For decades after the film's release, the steps existed in a strange liminal space: beloved by horror fans and film tourists, yet lacking any official acknowledgment from the city. That changed on Halloween weekend in 2015, when Mayor Muriel Bowser gathered with Friedkin and Blatty at the base of the staircase for a ceremony that designated the Exorcist steps as an official D.C. landmark and tourist attraction. A commemorative plaque was unveiled, recognizing the stairs' importance to both Washington, D.C., and film history. The event was fitting both in its timing and its cast of characters. Blatty, who had written the novel on which the film was based, and Friedkin, who had directed the adaptation, stood together at the site where their collaboration had achieved its most visceral expression.
The Exorcist steps belong to a select group of staircases that have become famous through film. The Potemkin Stairs in Odessa are inseparable from Eisenstein's 1925 Battleship Potemkin. The Rocky Steps in Philadelphia will forever be associated with Sylvester Stallone's triumphant run. The Joker Stairs in the Bronx drew crowds after the 2019 Joaquin Phoenix film. But the Georgetown staircase may be the most atmospheric of them all. Standing at the bottom and looking up, you see the narrow channel of weathered stone, the uneven concrete treads, the houses looming above. The stairs themselves have not changed since 1895. They still serve as a public right-of-way, still connect the upper neighborhood to the waterfront. Joggers use them for exercise. Students trudge up them on their way to class. And visitors from around the world pause at the base, look up, and feel the unmistakable chill of recognition.

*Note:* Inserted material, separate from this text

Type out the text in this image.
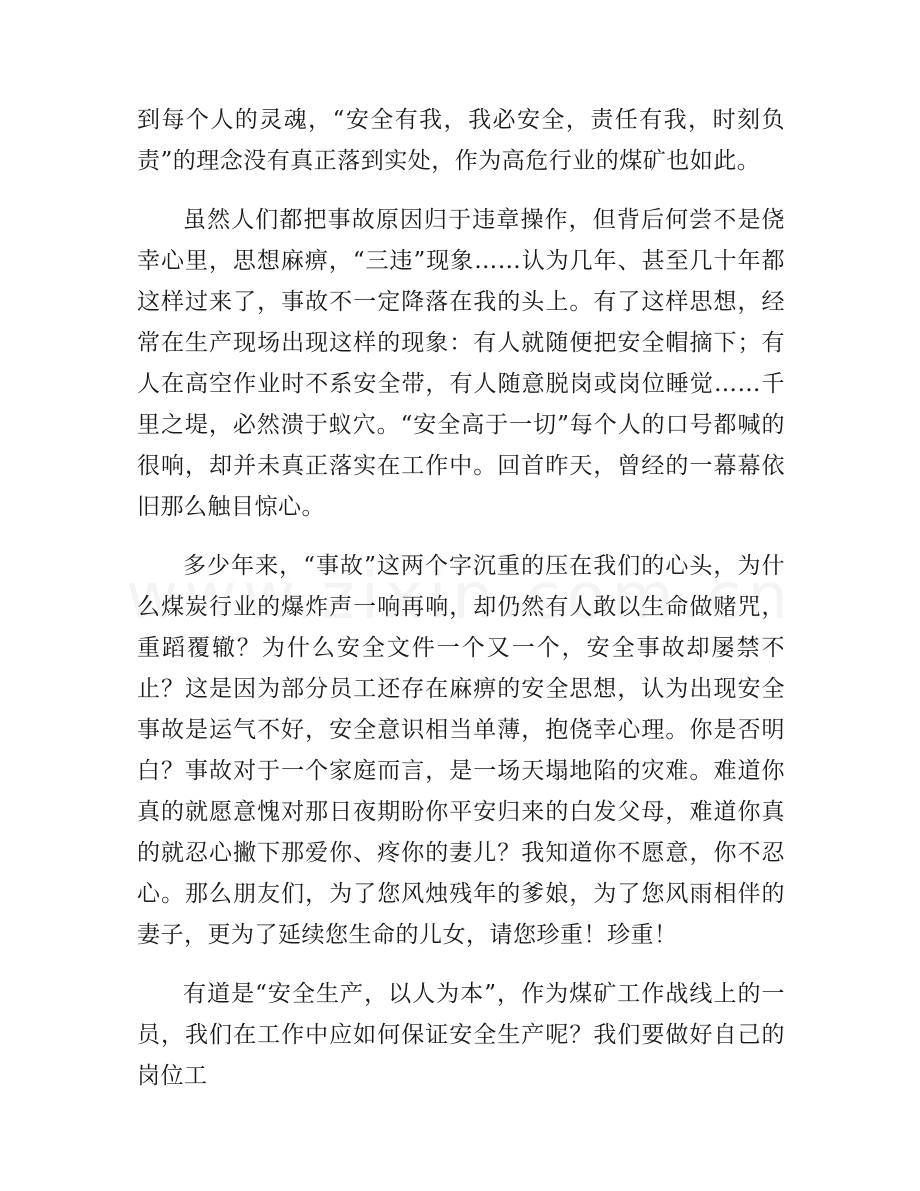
到每个人的灵魂，“安全有我，我必安全，责任有我，时刻负责”的理念没有真正落到实处，作为高危行业的煤矿也如此。

虽然人们都把事故原因归于违章操作，但背后何尝不是侥幸心里，思想麻痹，“三违”现象……认为几年、甚至几十年都这样过来了，事故不一定降落在我的头上。有了这样思想，经常在生产现场出现这样的现象：有人就随便把安全帽摘下；有人在高空作业时不系安全带，有人随意脱岗或岗位睡觉……千里之堤，必然溃于蚁穴。“安全高于一切”每个人的口号都喊的很响，却并未真正落实在工作中。回首昨天，曾经的一幕幕依旧那么触目惊心。

多少年来，“事故”这两个字沉重的压在我们的心头，为什么煤炭行业的爆炸声一响再响，却仍然有人敢以生命做赌咒，重蹈覆辙？为什么安全文件一个又一个，安全事故却屡禁不止？这是因为部分员工还存在麻痹的安全思想，认为出现安全事故是运气不好，安全意识相当单薄，抱侥幸心理。你是否明白？事故对于一个家庭而言，是一场天塌地陷的灾难。难道你真的就愿意愧对那日夜期盼你平安归来的白发父母，难道你真的就忍心撇下那爱你、疼你的妻儿？我知道你不愿意，你不忍心。那么朋友们，为了您风烛残年的爹娘，为了您风雨相伴的妻子，更为了延续您生命的儿女，请您珍重！珍重！

有道是“安全生产，以人为本”，作为煤矿工作战线上的一员，我们在工作中应如何保证安全生产呢？我们要做好自己的岗位工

Located at 38.91N, 77.07W in the Georgetown neighborhood of Washington, D.C., along the Potomac River waterfront. The steps are tucked between buildings and not visible from altitude, but the Georgetown waterfront and Key Bridge nearby are strong visual references. Nearest airport: KDCA (Ronald Reagan Washington National Airport), approximately 3 nautical miles south. Best viewed at low altitude approaching from the Potomac River corridor. The adjacent former Capital Traction Company car barn (now Georgetown Car Barn) is a larger rooftop landmark.